The Kafka of our time, Klosterman argues, “will need to be a person so profoundly marginalized that almost no one currently views his or her marginalization as a viable talking point.” His chief example? Native Americans. They are out of sight and out of mind for most of the country. Their vantage point on so many issues is so underrepresented that we scarcely even notice it missing. Rhetorically, he asks, “When the Academy Awards committee next announces the nominations for Best Picture, how many complaints will focus on the lack of films reflecting the Native American experience?” To answer, odds are very few.

And yet … this is their country. Americans like myself, descended from Europeans, are mere immigrants.

To be fair, “Songs My Brothers Taught Me” is not written or directed by a Native American. The creative force behind the project is Chloé Zhao, who made her feature film debut delving deeply into reservation life and culture. There’s not a moment that feels inauthentic, though. In a remarkably assured first film, Zhao illuminates a portion of the country that many people forget exists. And, ironically, that very fact makes her film far more likely to stand the test of time than many others I have heaped praise upon in the “F.I.L.M. of the Week” column.

In her lyrical interpretation of a South Dakota Native American reservation, Zhao adopts the roving, windswept look we come to associate with Malick. But that’s where the conversation should start, not where it should end. “Songs My Brothers Taught Me” is incredibly grounded and less ethereal. Zhao’s interests are noticeably more tactile. In a sex scene, for example, she hones in on tangible elements in the frame: the hymen blood, the friction of the sheets, the shimmering surfaces of two teenagers discovering the possibilities of their bodies.

The film is far from plotless, though it’s definitely not plot-driven or thematically motivated. Zhao simply gets us into the state of mind of two teenagers, free-wheeling John and his green younger sister Jashuan, as they watch the dust settle following the death of their largely absent father. Most events chronicled in “Songs My Brothers Taught Me” are actions taken by John, which are then observed or secondarily experienced by Jashuan. But the perspective of the film belongs to her.

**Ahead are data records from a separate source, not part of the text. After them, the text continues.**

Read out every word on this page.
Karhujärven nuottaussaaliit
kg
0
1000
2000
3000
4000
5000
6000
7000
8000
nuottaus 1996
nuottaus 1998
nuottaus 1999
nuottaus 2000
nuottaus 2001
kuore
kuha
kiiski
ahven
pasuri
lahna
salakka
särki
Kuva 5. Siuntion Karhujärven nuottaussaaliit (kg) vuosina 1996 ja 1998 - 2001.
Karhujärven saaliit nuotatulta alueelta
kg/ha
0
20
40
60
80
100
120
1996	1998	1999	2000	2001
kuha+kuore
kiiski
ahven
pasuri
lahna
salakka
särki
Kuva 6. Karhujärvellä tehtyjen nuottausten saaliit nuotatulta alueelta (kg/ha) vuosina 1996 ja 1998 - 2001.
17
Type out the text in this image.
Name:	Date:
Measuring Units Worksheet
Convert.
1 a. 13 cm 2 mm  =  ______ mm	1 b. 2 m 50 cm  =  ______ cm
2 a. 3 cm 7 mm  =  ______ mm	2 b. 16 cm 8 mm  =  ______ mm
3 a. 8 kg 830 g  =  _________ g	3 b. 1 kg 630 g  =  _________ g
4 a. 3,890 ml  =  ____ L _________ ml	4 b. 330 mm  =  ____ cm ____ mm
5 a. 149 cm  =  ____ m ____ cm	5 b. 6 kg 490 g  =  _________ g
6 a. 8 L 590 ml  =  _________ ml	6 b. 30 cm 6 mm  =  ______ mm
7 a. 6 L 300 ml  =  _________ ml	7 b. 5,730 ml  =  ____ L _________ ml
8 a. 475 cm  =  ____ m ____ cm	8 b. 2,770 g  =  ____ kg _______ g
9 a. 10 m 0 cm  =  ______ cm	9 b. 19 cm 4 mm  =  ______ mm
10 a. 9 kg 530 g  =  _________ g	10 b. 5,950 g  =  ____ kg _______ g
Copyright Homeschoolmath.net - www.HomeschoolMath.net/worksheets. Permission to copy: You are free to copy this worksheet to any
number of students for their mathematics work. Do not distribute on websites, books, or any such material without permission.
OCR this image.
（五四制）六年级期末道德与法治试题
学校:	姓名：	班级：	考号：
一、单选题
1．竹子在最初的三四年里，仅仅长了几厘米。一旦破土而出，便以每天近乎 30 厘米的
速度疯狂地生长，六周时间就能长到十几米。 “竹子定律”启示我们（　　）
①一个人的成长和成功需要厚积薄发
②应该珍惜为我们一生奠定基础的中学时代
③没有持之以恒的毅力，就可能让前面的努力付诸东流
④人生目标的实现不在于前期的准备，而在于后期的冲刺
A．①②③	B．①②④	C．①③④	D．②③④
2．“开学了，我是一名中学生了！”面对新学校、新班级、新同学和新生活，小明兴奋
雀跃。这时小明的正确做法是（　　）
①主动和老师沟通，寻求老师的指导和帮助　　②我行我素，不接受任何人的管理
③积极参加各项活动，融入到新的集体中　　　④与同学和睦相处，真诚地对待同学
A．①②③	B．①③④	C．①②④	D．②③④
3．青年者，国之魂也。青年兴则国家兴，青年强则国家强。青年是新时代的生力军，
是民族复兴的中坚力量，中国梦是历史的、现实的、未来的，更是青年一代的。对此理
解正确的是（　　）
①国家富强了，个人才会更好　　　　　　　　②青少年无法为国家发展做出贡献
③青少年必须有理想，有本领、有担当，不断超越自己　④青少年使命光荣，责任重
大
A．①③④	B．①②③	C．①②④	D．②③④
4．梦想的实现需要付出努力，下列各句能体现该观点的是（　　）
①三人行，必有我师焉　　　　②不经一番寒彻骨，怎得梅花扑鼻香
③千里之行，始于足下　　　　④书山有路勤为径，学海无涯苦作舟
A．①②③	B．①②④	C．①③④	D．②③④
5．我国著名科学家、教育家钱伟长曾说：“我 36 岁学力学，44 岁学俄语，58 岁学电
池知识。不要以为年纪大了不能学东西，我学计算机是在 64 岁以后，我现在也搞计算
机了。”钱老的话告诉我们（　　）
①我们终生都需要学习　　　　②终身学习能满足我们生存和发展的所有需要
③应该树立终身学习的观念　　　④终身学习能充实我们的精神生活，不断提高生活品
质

Technically, this narrative could fall under the “coming of age” category. Zhao, however, seems less concerned with charting progress and more interested in extracting one vivid cross-section. In “Songs My Brothers Taught Me,” we come to understand her naïveté and curiosity inside and out. Through it, we also receive a filtered look at the poverty and neglect that run rampant through Native American reservations. It’s a glance that could replicate Zhao’s own in studying this community – but very likely resembles far too many in the country.